Fault tolerance: Fault-tolerant means that if something goes wrong while we’re sending information into Salesforce, it doesn’t affect the platform in any way. We must always be able to respond to our texters, even if some other piece of the platform isn’t working.
Scalibility: because we’re growing so fast, we need our data exports to be able to keep pace with our growth
And we wanted the exports to happen in real-time. We didn’t want coaches to have to wait for an overnight push of data in bulk, for example. When a Crisis Counselor experiences their first active rescue, their Coach is going to want to check in with them quickly to make sure they feel supported.
To accomplish our goals, we turned to Amazon Web Services. Whenever something important happens on the platform, such as an active rescue, the platform dumps the information into an Amazon S3 bucket. Then, an S3 event triggers an Amazon Lambda function that we created. This function retrieves the file from S3, parses the data inside, authenticates with Salesforce, and makes API calls to insert or update records with the data from S3.
With Amazon S3 and Lambda, there is no additional infrastructure for us to maintain or scale. Amazon handles all of that behind the scenes. And is it fast. By the time our platform has loaded for a Crisis Counselor, Salesforce already knows about their login. What’s also great about this is that the platform knows nothing about Salesforce. It’s just pushing data, and we can attach any system that we need to listen for that data.
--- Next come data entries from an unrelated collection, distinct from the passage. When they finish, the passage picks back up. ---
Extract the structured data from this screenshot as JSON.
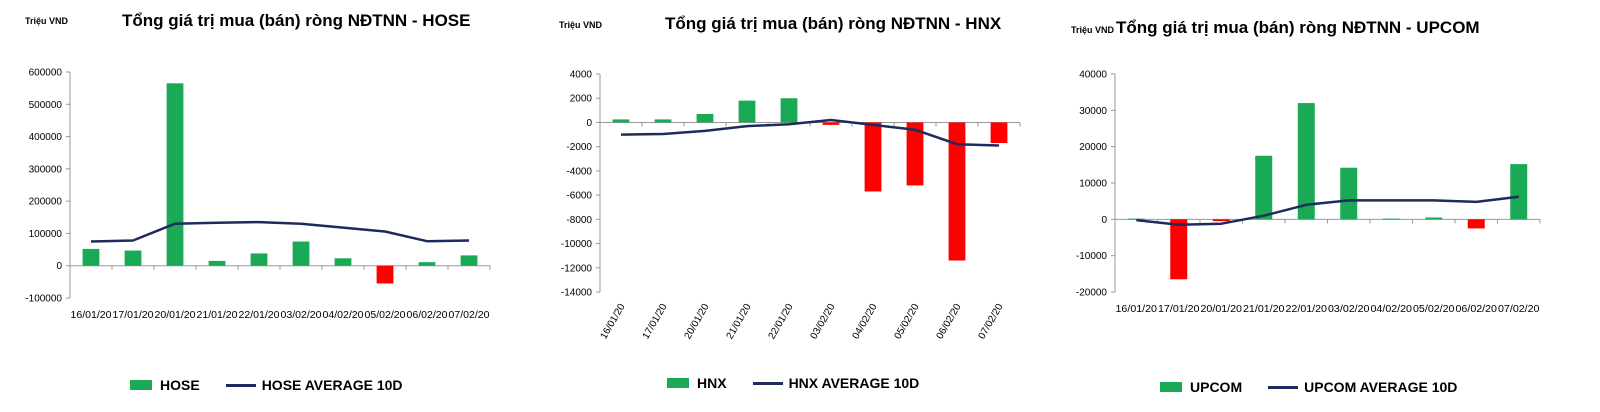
{
  "colors": {
    "positive": "#1aaa55",
    "negative": "#ff0000",
    "average": "#1f2a5e",
    "axis": "#999999"
  },
  "chart_data": [
    {
      "type": "bar",
      "title": "Tổng giá trị mua (bán) ròng NĐTNN - HOSE",
      "unit": "Triệu VND",
      "categories": [
        "16/01/20",
        "17/01/20",
        "20/01/20",
        "21/01/20",
        "22/01/20",
        "03/02/20",
        "04/02/20",
        "05/02/20",
        "06/02/20",
        "07/02/20"
      ],
      "x_tick_labels": [
        "16/01/20",
        "17/01/20",
        "20/01/20",
        "21/01/20",
        "22/01/20",
        "03/02/20",
        "04/02/20",
        "05/02/20",
        "06/02/20",
        "07/02/20"
      ],
      "ylim": [
        -100000,
        600000
      ],
      "yticks": [
        600000,
        500000,
        400000,
        300000,
        200000,
        100000,
        0,
        -100000
      ],
      "x_label_rotation": 0,
      "series": [
        {
          "name": "HOSE",
          "type": "bar",
          "values": [
            52000,
            47000,
            565000,
            15000,
            38000,
            75000,
            23000,
            -55000,
            11000,
            32000
          ]
        },
        {
          "name": "HOSE AVERAGE 10D",
          "type": "line",
          "values": [
            75000,
            78000,
            130000,
            133000,
            135000,
            130000,
            118000,
            106000,
            76000,
            78000
          ]
        }
      ],
      "legend": {
        "bar_label": "HOSE",
        "line_label": "HOSE AVERAGE 10D"
      }
    },
    {
      "type": "bar",
      "title": "Tổng giá trị mua (bán) ròng NĐTNN - HNX",
      "unit": "Triệu VND",
      "categories": [
        "16/01/20",
        "17/01/20",
        "20/01/20",
        "21/01/20",
        "22/01/20",
        "03/02/20",
        "04/02/20",
        "05/02/20",
        "06/02/20",
        "07/02/20"
      ],
      "x_tick_labels": [
        "16/01/20",
        "17/01/20",
        "20/01/20",
        "21/01/20",
        "22/01/20",
        "03/02/20",
        "04/02/20",
        "05/02/20",
        "06/02/20",
        "07/02/20"
      ],
      "ylim": [
        -14000,
        4000
      ],
      "yticks": [
        4000,
        2000,
        0,
        -2000,
        -4000,
        -6000,
        -8000,
        -10000,
        -12000,
        -14000
      ],
      "x_label_rotation": -60,
      "series": [
        {
          "name": "HNX",
          "type": "bar",
          "values": [
            250,
            250,
            700,
            1800,
            2000,
            -200,
            -5700,
            -5200,
            -11400,
            -1700
          ]
        },
        {
          "name": "HNX AVERAGE 10D",
          "type": "line",
          "values": [
            -1000,
            -950,
            -700,
            -300,
            -150,
            200,
            -200,
            -600,
            -1800,
            -1900
          ]
        }
      ],
      "legend": {
        "bar_label": "HNX",
        "line_label": "HNX AVERAGE 10D"
      }
    },
    {
      "type": "bar",
      "title": "Tổng giá trị mua (bán) ròng NĐTNN - UPCOM",
      "unit": "Triệu VND",
      "categories": [
        "16/01/20",
        "17/01/20",
        "20/01/20",
        "21/01/20",
        "22/01/20",
        "03/02/20",
        "04/02/20",
        "05/02/20",
        "06/02/20",
        "07/02/20"
      ],
      "x_tick_labels": [
        "16/01/20",
        "17/01/20",
        "20/01/20",
        "21/01/20",
        "22/01/20",
        "03/02/20",
        "04/02/20",
        "05/02/20",
        "06/02/20",
        "07/02/20"
      ],
      "ylim": [
        -20000,
        40000
      ],
      "yticks": [
        40000,
        30000,
        20000,
        10000,
        0,
        -10000,
        -20000
      ],
      "x_label_rotation": 0,
      "series": [
        {
          "name": "UPCOM",
          "type": "bar",
          "values": [
            200,
            -16500,
            -500,
            17500,
            32000,
            14200,
            200,
            500,
            -2500,
            15200
          ]
        },
        {
          "name": "UPCOM AVERAGE 10D",
          "type": "line",
          "values": [
            -200,
            -1500,
            -1200,
            1000,
            4000,
            5200,
            5200,
            5200,
            4800,
            6200
          ]
        }
      ],
      "legend": {
        "bar_label": "UPCOM",
        "line_label": "UPCOM AVERAGE 10D"
      }
    }
  ]
}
However, there is always a potential for problems.There are two primary main points of potential failure with this system: the sending of data from the platform into S3, and the sending of data into Salesforce. In both of these steps, we have built mechanisms to store and retry sending data whenever something goes wrong. After 10 failed attempts, our engineering team receives an alert so we can figure out what’s wrong.
When you’re building software to help people in crisis, you want that software to work, even when some things go wrong. Separating the concern of calling Salesforce APIs to import data helps to isolate the risk associated with that concern. When Salesforce goes down, the platform keeps on ticking. And that means we never stop being able to help the people who depend on us.